- Garda Revolusi Iran menargetkan kantor PM Netanyahu dan fasilitas strategis Israel menggunakan rudal hipersonik Kheybar Shekan, Senin (2/3/2026).
- Serangan balasan Iran ini menyasar Tel Aviv, Haifa, dan Yerusalem, memicu respons pertahanan udara tingkat tinggi oleh IDF.
- Dampak meluas meliputi ledakan di kota-kota Teluk dan penutupan ruang udara regional akibat ketidakpastian keamanan.
Operasi rudal Iran kali ini disebut sebagai bentuk pembalasan langsung atas hilangnya nyawa para petinggi mereka.

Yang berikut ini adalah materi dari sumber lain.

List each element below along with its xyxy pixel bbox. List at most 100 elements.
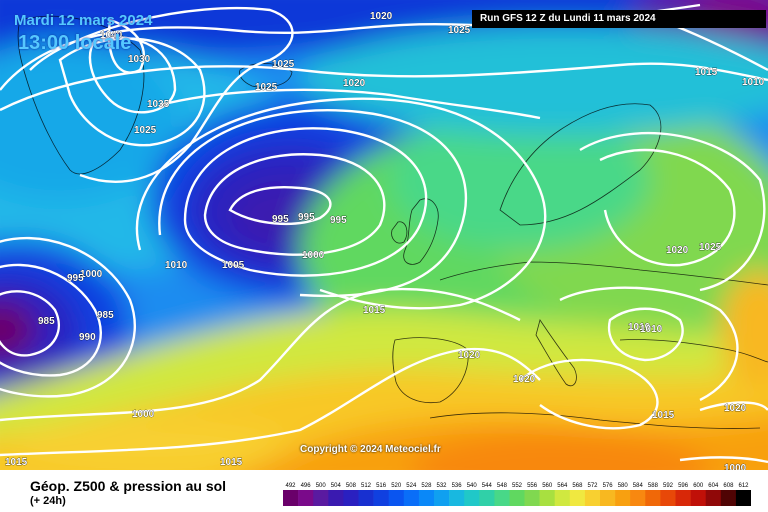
geopotential-field (0, 0, 768, 470)
legend-value: 496 (301, 483, 312, 489)
legend-value: 604 (708, 483, 719, 489)
copyright-notice: Copyright © 2024 Meteociel.fr (300, 444, 441, 455)
legend-value: 564 (557, 483, 568, 489)
legend-swatch (705, 490, 722, 506)
legend-value: 608 (723, 483, 734, 489)
isobar-label: 1015 (652, 410, 675, 421)
color-scale-legend: 492 496 500 504 508 512 516 520 524 528 532 536 540 5… (283, 483, 751, 506)
isobar-labels: 1040 1035 1030 1025 1025 1025 1025 1020 … (5, 11, 765, 470)
isobar-label: 1010 (628, 322, 651, 333)
legend-swatch (569, 490, 586, 506)
legend-value: 572 (587, 483, 598, 489)
legend-swatch (690, 490, 706, 506)
legend-swatch (403, 490, 420, 506)
legend-value: 524 (406, 483, 417, 489)
legend-swatch (373, 490, 389, 506)
legend-value: 568 (572, 483, 583, 489)
isobar-label: 1010 (742, 77, 765, 88)
legend-swatch (509, 490, 525, 506)
legend-swatch (313, 490, 329, 506)
legend-swatch (584, 490, 601, 506)
legend-value: 600 (693, 483, 704, 489)
legend-value: 552 (512, 483, 523, 489)
isobar-label: 995 (272, 214, 289, 225)
legend-value: 508 (346, 483, 357, 489)
legend-swatch (645, 490, 661, 506)
isobar-label: 1035 (147, 99, 170, 110)
isobar-label: 995 (330, 215, 347, 226)
isobar-label: 1015 (363, 305, 386, 316)
legend-swatch (434, 490, 450, 506)
isobar-label: 1000 (302, 250, 325, 261)
weather-map: 1040 1035 1030 1025 1025 1025 1025 1020 … (0, 0, 768, 470)
legend-value: 556 (527, 483, 538, 489)
model-run-label: Run GFS 12 Z du Lundi 11 mars 2024 (472, 10, 766, 28)
legend-value: 592 (663, 483, 674, 489)
legend-swatch (675, 490, 691, 506)
legend-swatch (358, 490, 374, 506)
isobar-label: 1010 (640, 324, 663, 335)
legend-swatch (720, 490, 737, 506)
legend-swatch (479, 490, 495, 506)
isobar-label: 1020 (458, 350, 481, 361)
isobar-label: 995 (67, 273, 84, 284)
isobar-label: 985 (97, 310, 114, 321)
legend-swatch (600, 490, 616, 506)
legend-value: 584 (633, 483, 644, 489)
isobar-label: 1015 (220, 457, 243, 468)
legend-value: 500 (316, 483, 327, 489)
coastlines (17, 15, 768, 429)
isobar-label: 1000 (80, 269, 103, 280)
isobar-label: 1025 (272, 59, 295, 70)
legend-swatch (283, 490, 299, 506)
isobar-label: 1010 (165, 260, 188, 271)
forecast-time: 13:00 locale (18, 32, 132, 54)
legend-value: 596 (678, 483, 689, 489)
legend-value: 536 (452, 483, 463, 489)
legend-value: 580 (618, 483, 629, 489)
isobar-label: 1020 (513, 374, 536, 385)
isobar-label: 985 (38, 316, 55, 327)
isobar-label: 1020 (343, 78, 366, 89)
isobar-label: 1025 (134, 125, 157, 136)
isobar-label: 995 (298, 212, 315, 223)
legend-swatch (328, 490, 344, 506)
isobar-label: 1025 (448, 25, 471, 36)
map-title: Géop. Z500 & pression au sol (30, 478, 227, 494)
legend-value: 560 (542, 483, 553, 489)
legend-value: 532 (436, 483, 447, 489)
isobar-label: 1025 (255, 82, 278, 93)
isobar-label: 1020 (370, 11, 393, 22)
legend-swatch (615, 490, 631, 506)
legend-value: 576 (603, 483, 614, 489)
legend-value: 540 (467, 483, 478, 489)
legend-swatch (449, 490, 465, 506)
legend-swatch (343, 490, 359, 506)
isobar-label: 1030 (128, 54, 151, 65)
legend-swatch (418, 490, 435, 506)
legend-swatch (735, 490, 751, 506)
legend-value: 516 (376, 483, 387, 489)
legend-swatch (630, 490, 646, 506)
isobar-label: 1025 (699, 242, 722, 253)
isobar-label: 1005 (222, 260, 245, 271)
legend-value: 512 (361, 483, 372, 489)
legend-swatch (464, 490, 480, 506)
legend-swatch (388, 490, 405, 506)
isobar-label: 1040 (100, 30, 123, 41)
isobar-label: 990 (79, 332, 96, 343)
legend-swatch (539, 490, 555, 506)
legend-value: 588 (648, 483, 659, 489)
legend-swatch (554, 490, 571, 506)
legend-swatch (660, 490, 676, 506)
legend-swatch (494, 490, 510, 506)
isobar-label: 1015 (695, 67, 718, 78)
isobar-label: 1020 (666, 245, 689, 256)
isobar-label: 1020 (724, 403, 747, 414)
legend-swatch (298, 490, 314, 506)
map-footer: Géop. Z500 & pression au sol (+ 24h) 492… (0, 470, 768, 512)
forecast-date: Mardi 12 mars 2024 (14, 12, 153, 29)
legend-value: 612 (738, 483, 749, 489)
legend-value: 544 (482, 483, 493, 489)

Ledakan di Kota-Kota Teluk dan Penutupan Udara
Dampak dari serangan ini tidak hanya terbatas pada wilayah Israel. Laporan terbaru menunjukkan adanya ledakan yang terdengar di beberapa kota besar di kawasan Teluk, termasuk Dubai, Doha, dan Manama.
Ketidakpastian keamanan ini memaksa banyak negara di kawasan tersebut untuk menutup ruang udara mereka demi menghindari insiden yang tidak diinginkan pada penerbangan sipil.
Situasi di Kuwait juga dilaporkan mencekam. Asap hitam terlihat membumbung tinggi dari area dekat Kedutaan Besar Amerika Serikat, yang memicu peringatan darurat bagi warga setempat untuk menjauhi lokasi tersebut.
Meski pihak kedutaan belum mengonfirmasi secara resmi adanya serangan langsung, seluruh personel dan pengunjung telah diperintahkan untuk tetap berada di dalam perlindungan.